What do we need to sleep

Why do we need sleep anyway?

21-02-2020R.L.

Did you know that the quality and number of hours sleep we get is strongly associated with how long we live and our overall health. Research shows that those who get less than 6 hours sleep a night are 12% more likely to die prematurely than those who get at least 8 hours. Not only that but chronic sleep deprivation is associated with heart disease, poor cognition or brain function and may even contribute to early onset Alzheimers disease.

With so much depending on good quality slumber, why do we struggle to look after this element of our health. An American study reported that one in 3 people rate their sleep quality as ‘poor’. 1 in 5 wake up feeling ‘unrefreshed’ and just as tired as before they go to bed!

Many of us take it for granted that our sleep will be interrupted. Perhaps you have young children who like to snuggle at night and who enjoy kicking you to a pulp while they dream away peacefully. Maybe you work night shifts and your home during the day is a hive of activity, noise and light, preventing you from getting proper rest. It may seem there is little you can do to help get uninterrupted time to rejuvenate at night.

Why do we need sleep anyway? Why can’t we just keep on going? Why is it necessary? Without sleep we are at risk of sudden death. Deliberate sleep deprivation, when people have been deprived of rest for 7 or more days has a high risk of collapse and seizure. It seems our brains need the downtime to eliminate waste products and reload our neurological cells with the right chemicals to help us function. All the thinking, sensory processing, body muscle movement and other automated activity that the brain is responsible for, requires a daily clean out of waste metabolites and a system reset to continue. It’s a bit like leaving your laptop on without ever accepting the software updates; eventually all the applications grind to a halt. Other body organs also need sleep and rest time to recover. Our muscles use this time to repair micro damage and our immune system sends specialist cells around the body mopping up infection.

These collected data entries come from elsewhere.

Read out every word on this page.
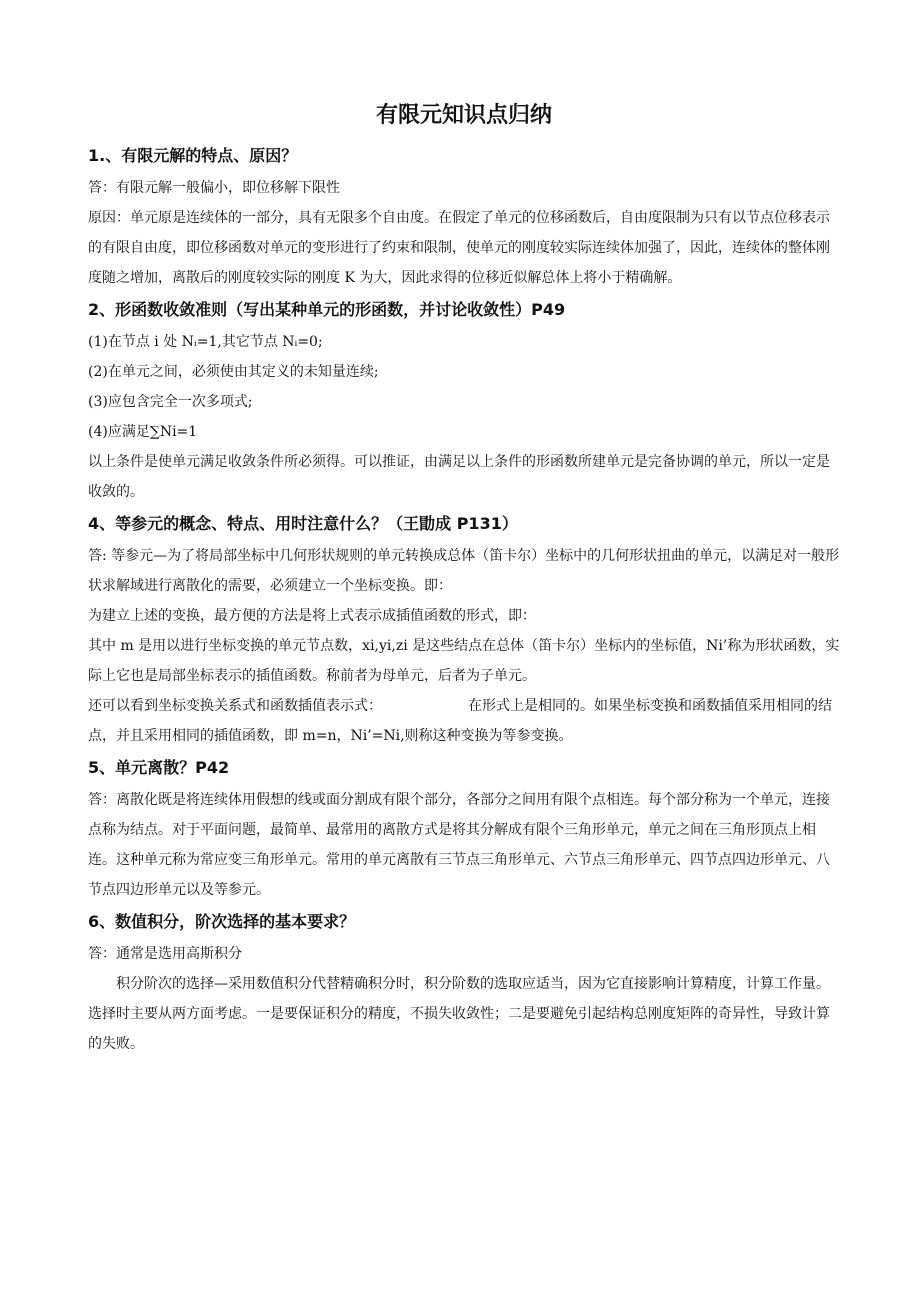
有限元知识点归纳
1.、有限元解的特点、原因？

答：有限元解一般偏小，即位移解下限性

原因：单元原是连续体的一部分，具有无限多个自由度。在假定了单元的位移函数后，自由度限制为只有以节点位移表示的有限自由度，即位移函数对单元的变形进行了约束和限制，使单元的刚度较实际连续体加强了，因此，连续体的整体刚度随之增加，离散后的刚度较实际的刚度 K 为大，因此求得的位移近似解总体上将小于精确解。

2、形函数收敛准则（写出某种单元的形函数，并讨论收敛性）P49

(1)在节点 i 处 Nᵢ=1,其它节点 Nᵢ=0;

(2)在单元之间，必须使由其定义的未知量连续;

(3)应包含完全一次多项式;

(4)应满足∑Ni=1

以上条件是使单元满足收敛条件所必须得。可以推证，由满足以上条件的形函数所建单元是完备协调的单元，所以一定是收敛的。

4、等参元的概念、特点、用时注意什么？（王勖成 P131）

答: 等参元—为了将局部坐标中几何形状规则的单元转换成总体（笛卡尔）坐标中的几何形状扭曲的单元，以满足对一般形状求解域进行离散化的需要，必须建立一个坐标变换。即：

为建立上述的变换，最方便的方法是将上式表示成插值函数的形式，即：

其中 m 是用以进行坐标变换的单元节点数，xi,yi,zi 是这些结点在总体（笛卡尔）坐标内的坐标值，Ni’称为形状函数，实际上它也是局部坐标表示的插值函数。称前者为母单元，后者为子单元。

还可以看到坐标变换关系式和函数插值表示式：	在形式上是相同的。如果坐标变换和函数插值采用相同的结点，并且采用相同的插值函数，即 m=n，Ni’=Ni,则称这种变换为等参变换。

5、单元离散？P42

答：离散化既是将连续体用假想的线或面分割成有限个部分，各部分之间用有限个点相连。每个部分称为一个单元，连接点称为结点。对于平面问题，最简单、最常用的离散方式是将其分解成有限个三角形单元，单元之间在三角形顶点上相连。这种单元称为常应变三角形单元。常用的单元离散有三节点三角形单元、六节点三角形单元、四节点四边形单元、八节点四边形单元以及等参元。

6、数值积分，阶次选择的基本要求？

答：通常是选用高斯积分

积分阶次的选择—采用数值积分代替精确积分时，积分阶数的选取应适当，因为它直接影响计算精度，计算工作量。选择时主要从两方面考虑。一是要保证积分的精度，不损失收敛性；二是要避免引起结构总刚度矩阵的奇异性，导致计算的失败。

Sleep may even determine how well we can protect ourselves from cancer. Melatonin and cortisol are two hormones thought to be regulators for the development of cancer. The production of both hormones is affected by a lack of sleep.

With that in mind, what can you do to improve your chances of of getting a good night’s rest. Sleep hygiene is all important. No caffeine after 3pm. Harsh I know, but caffeine hangs around in your bloodstream for a long time. If you have an espresso after dinner you will be likely be staring at the ceiling when you could be dreaming instead. No screens, phones, laptops or television in bed. Blue light emitted from screens alters the production of Melatonin and makes it much harder to sleep. Your body responds to blue light as if it is dawn and it causes you to remain alert. Watch your fluid and especially alcohol intake. Your kidneys continue to produce urine (more after alcohol) at night. A full bladder sends a repeat alarm signal to your brain to wake you.

Try not to drink anything after 7pm. If you enjoy exercise, again try to exercise early in the day as going to bed with lots of adrenaline and a pounding heart after a late burst of energy will prevent you switching off your mind.

Address stress and unresolved conflict in your life. Our subconscious has a way of raising its hand in the middle of the night to ask questions. If left unattended, we may wake up to recurrent troublesome thoughts, leaving us exhausted in the morning. As lovely as it is to cuddle, take the time to train your kids to sleep in their own beds. Ask your snoring partner to see the doctor about their noisy nose.

Finally, if you can afford to, spend a little money on a good bed, a decent mattress and a comfortable set of covers; afterall you will spend up to a third of our lives in the scratcher. Given the health benefits it will be worth every bit of your investment.